In general the dielectric constant is reduced with decrease of temperature towards a certain limiting value it would attain at the absolute zero. This variation, however, is not always linear. In some cases there is a very sudden drop at or below a certain temperature to a much lower value, and above and below the point the temperature variation is small. There is also a large difference in most cases between the value for a steadily applied electric force and a rapidly reversed or intermittent force—in the last case a decrease with increase of frequency. Maxwell (Elec. and Magn. vol. ii. § 788) showed that the square root of the dielectric constant should be the same number as the refractive index for waves of the same frequency (see [Electric Waves]). There are very few substances, however, for which the optical refractive index has the same value as K for steady or slowly varying electric force, on account of the great variation of the value of K with frequency.

There is a close analogy between the variation of dielectric constant of an insulator with electric force frequency and that of the rigidity or stiffness of an elastic body with the frequency of applied mechanical stress. Thus pitch is a soft and yielding body under steady stress, but a bar of pitch if struck gives a musical note, which shows that it vibrates and is therefore stiff or elastic for high frequency stress.

Residual Charges in Dielectrics.—In close connexion with this lies the phenomenon of residual charge in dielectrics.[14] If a glass Leyden jar is charged and then discharged and allowed to stand awhile, a second discharge can be obtained from it, and in like manner a third, and so on. The reappearance of the residual charge is promoted by tapping the glass. It has been shown that this behaviour of dielectrics can be imitated by a mechanical model consisting of a series of perforated pistons placed in a tube of oil with spiral springs between each piston.[15] If the pistons are depressed and then released, and then the upper piston fixed awhile, a second discharge can be obtained from it, and the mechanical stress-strain diagram of the model is closely similar to the discharge curve of a dielectric. R.H.A. Kohlrausch called attention to the close analogy between residual charge and the elastic recovery of strained bodies such as twisted wire or glass threads. If a charged condenser is suddenly discharged and then insulated, the reappearance of a potential difference between its coatings is analogous to the reappearance of a torque in the case of a glass fibre which has been twisted, released suddenly, and then gripped again at the ends.

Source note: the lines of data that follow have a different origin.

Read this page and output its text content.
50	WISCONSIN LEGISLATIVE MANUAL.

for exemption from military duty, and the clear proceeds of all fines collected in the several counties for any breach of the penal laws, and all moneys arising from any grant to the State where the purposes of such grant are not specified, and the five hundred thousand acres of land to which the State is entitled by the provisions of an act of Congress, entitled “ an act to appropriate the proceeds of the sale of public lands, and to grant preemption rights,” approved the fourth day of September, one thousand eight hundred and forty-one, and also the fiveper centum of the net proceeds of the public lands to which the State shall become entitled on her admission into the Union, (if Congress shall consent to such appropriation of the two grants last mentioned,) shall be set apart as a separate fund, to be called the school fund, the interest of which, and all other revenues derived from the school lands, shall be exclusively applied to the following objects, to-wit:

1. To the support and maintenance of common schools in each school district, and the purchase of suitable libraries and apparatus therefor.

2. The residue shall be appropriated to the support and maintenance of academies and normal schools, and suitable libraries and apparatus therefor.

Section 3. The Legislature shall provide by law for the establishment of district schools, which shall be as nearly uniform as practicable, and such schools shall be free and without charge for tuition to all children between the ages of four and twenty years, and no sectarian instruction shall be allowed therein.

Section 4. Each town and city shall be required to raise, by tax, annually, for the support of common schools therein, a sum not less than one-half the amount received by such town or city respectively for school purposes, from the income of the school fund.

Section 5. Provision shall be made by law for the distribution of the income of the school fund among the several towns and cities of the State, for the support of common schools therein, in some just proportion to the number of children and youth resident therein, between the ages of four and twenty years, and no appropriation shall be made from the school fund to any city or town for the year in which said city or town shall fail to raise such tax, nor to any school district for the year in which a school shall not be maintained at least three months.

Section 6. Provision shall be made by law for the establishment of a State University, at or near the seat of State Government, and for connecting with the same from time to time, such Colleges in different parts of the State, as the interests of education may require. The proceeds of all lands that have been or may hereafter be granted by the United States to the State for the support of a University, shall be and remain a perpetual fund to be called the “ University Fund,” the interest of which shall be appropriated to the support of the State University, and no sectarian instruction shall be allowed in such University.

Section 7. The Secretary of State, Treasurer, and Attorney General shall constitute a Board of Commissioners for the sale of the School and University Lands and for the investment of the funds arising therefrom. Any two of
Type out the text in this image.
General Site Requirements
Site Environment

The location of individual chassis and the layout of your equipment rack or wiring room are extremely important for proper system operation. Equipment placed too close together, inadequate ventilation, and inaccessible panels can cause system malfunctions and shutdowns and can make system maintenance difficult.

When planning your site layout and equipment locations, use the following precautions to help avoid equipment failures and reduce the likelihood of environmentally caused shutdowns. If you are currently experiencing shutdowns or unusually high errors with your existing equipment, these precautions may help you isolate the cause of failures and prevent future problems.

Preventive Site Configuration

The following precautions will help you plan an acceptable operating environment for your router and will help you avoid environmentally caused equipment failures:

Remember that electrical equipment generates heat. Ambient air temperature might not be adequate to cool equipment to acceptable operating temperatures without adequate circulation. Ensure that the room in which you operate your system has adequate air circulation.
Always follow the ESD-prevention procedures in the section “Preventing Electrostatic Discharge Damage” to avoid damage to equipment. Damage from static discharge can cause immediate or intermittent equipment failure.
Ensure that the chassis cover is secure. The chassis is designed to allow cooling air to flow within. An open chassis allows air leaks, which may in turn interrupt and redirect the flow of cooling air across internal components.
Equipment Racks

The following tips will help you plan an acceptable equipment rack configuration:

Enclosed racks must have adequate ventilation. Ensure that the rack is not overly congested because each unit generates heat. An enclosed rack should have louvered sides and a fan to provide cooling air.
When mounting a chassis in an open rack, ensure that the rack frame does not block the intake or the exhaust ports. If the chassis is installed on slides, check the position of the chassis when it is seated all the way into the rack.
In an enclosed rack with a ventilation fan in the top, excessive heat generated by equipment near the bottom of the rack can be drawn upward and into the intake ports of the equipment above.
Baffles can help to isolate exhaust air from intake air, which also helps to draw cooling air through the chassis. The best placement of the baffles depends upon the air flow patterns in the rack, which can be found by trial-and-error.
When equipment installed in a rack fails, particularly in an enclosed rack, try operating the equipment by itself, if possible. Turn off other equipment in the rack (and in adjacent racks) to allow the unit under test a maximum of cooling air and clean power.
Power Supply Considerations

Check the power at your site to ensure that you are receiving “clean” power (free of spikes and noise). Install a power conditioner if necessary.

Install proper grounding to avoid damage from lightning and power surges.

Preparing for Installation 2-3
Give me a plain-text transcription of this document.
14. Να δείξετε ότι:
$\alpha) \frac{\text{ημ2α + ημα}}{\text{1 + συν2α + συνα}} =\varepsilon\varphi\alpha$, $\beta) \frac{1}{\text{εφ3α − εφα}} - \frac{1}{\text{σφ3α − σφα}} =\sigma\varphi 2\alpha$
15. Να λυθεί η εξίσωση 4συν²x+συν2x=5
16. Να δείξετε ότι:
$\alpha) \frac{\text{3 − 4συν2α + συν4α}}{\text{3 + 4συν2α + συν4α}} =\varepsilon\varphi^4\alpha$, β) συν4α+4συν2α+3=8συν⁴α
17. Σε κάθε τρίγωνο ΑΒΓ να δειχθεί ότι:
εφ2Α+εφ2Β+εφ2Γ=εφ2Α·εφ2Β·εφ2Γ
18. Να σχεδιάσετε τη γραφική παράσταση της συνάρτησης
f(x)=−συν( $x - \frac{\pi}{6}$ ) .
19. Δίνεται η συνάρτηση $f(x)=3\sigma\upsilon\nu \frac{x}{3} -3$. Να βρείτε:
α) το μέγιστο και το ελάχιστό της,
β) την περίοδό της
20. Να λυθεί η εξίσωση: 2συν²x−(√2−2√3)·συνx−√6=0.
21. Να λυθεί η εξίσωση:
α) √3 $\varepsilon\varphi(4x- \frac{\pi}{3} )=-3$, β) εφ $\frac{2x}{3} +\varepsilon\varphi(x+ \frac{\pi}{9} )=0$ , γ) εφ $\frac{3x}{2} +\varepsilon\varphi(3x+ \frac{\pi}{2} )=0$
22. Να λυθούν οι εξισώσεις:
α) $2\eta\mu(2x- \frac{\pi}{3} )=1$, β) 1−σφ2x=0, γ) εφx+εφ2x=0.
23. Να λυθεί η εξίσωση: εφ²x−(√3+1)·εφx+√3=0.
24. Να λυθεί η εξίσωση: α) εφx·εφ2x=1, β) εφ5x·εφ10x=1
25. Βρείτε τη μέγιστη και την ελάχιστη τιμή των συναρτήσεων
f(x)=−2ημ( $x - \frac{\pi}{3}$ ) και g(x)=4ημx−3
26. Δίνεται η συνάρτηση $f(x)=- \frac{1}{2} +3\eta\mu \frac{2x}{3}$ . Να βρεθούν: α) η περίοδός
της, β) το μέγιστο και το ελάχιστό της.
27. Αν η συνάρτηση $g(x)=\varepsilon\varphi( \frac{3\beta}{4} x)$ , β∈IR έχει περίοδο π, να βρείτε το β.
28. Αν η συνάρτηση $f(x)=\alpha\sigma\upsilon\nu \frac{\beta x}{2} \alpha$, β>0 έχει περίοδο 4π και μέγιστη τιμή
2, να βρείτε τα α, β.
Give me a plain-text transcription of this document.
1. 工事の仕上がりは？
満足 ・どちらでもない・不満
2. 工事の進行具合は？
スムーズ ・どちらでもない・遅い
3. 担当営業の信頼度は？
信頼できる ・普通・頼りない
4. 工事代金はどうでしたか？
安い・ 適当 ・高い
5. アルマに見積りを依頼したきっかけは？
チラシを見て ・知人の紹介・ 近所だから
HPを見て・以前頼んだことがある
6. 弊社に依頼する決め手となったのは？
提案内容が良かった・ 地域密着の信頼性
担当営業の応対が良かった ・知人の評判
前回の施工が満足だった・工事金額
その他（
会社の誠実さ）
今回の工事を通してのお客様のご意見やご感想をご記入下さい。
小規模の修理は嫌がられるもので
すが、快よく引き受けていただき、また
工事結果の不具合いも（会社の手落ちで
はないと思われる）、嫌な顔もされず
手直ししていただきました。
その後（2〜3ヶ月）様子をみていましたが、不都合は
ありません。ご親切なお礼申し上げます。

For further information on the qualities of dielectrics the reader is referred to the following sources:—J. Hopkinson, “On the Residual Charge of the Leyden Jar,” Phil. Trans., 1876, 166 [ii.], p. 489, where it is shown that tapping the glass of a Leyden jar permits the reappearance of the residual charge; “On the Residual Charge of the Leyden Jar,” ib. 167 [ii.], p. 599, containing many valuable observations on the residual charge of Leyden jars; W.E. Ayrton and J. Perry, “A Preliminary Account of the Reduction of Observations on Strained Material, Leyden Jars and Voltameters,” Proc. Roy. Soc., 1880, 30, p. 411, showing experiments on residual charge of condensers and a comparison between the behaviour of dielectrics and glass fibres under torsion. In connexion with this paper the reader may also be referred to one by L. Boltzmann, “Zur Theorie der elastischen Nachwirkung,” Wien. Acad. Sitz.-Ber., 1874, 70.

Distribution of Electricity on Conductors.—We now proceed to consider in more detail the laws which govern the distribution of electricity at rest upon conductors. It has been shown above that the potential due to a charge of q units placed on a very small sphere, commonly called a point-charge, at any distance x is q/x. The mathematical importance of this function called the potential is that it is a scalar quantity, and the potential at any point due to any number of point charges q1, q2, q3, &c., distributed in any manner, is the sum of them separately, or

q1/x1 + q2/x2 + q3/x3 + &c. = Σ (q/x) = V

(17),

where x1, x2, x3, &c., are the distances of the respective point charges from the point in question at which the total potential is required. The resultant electric force E at that point is then obtained by differentiating V, since E = −dV / dx, and E is in the direction in which V diminishes fastest. In any case, therefore, in which we can sum up the elementary potentials at any point we can calculate the resultant electric force at the same point.

We may describe, through all the points in an electric field which have the same potential, surfaces called equipotential surfaces, and these will be everywhere perpendicular or orthogonal to the lines of electric force. Let us assume the field divided up into tubes of electric force as already explained, and these cut normally by equipotential surfaces. We can then establish some important properties of these tubes and surfaces. At each point in the field the electric force can have but one resultant value. Hence the equipotential surfaces cannot cut each other. Let us suppose any other surface described in the electric field so as to cut the closely compacted tubes. At each point on this surface the resultant force has a certain value, and a certain direction inclined at an angle θ to the normal to the selected surface at that point. Let dS be an element of the surface. Then the quantity E cos θdS is the product of the normal component of the force and an element of the surface, and if this is summed up all over the surface we have the total electric flux or induction through the surface, or the surface integral of the normal force mathematically expressed by ∫E cos θdS, provided that the dielectric constant of the medium is unity.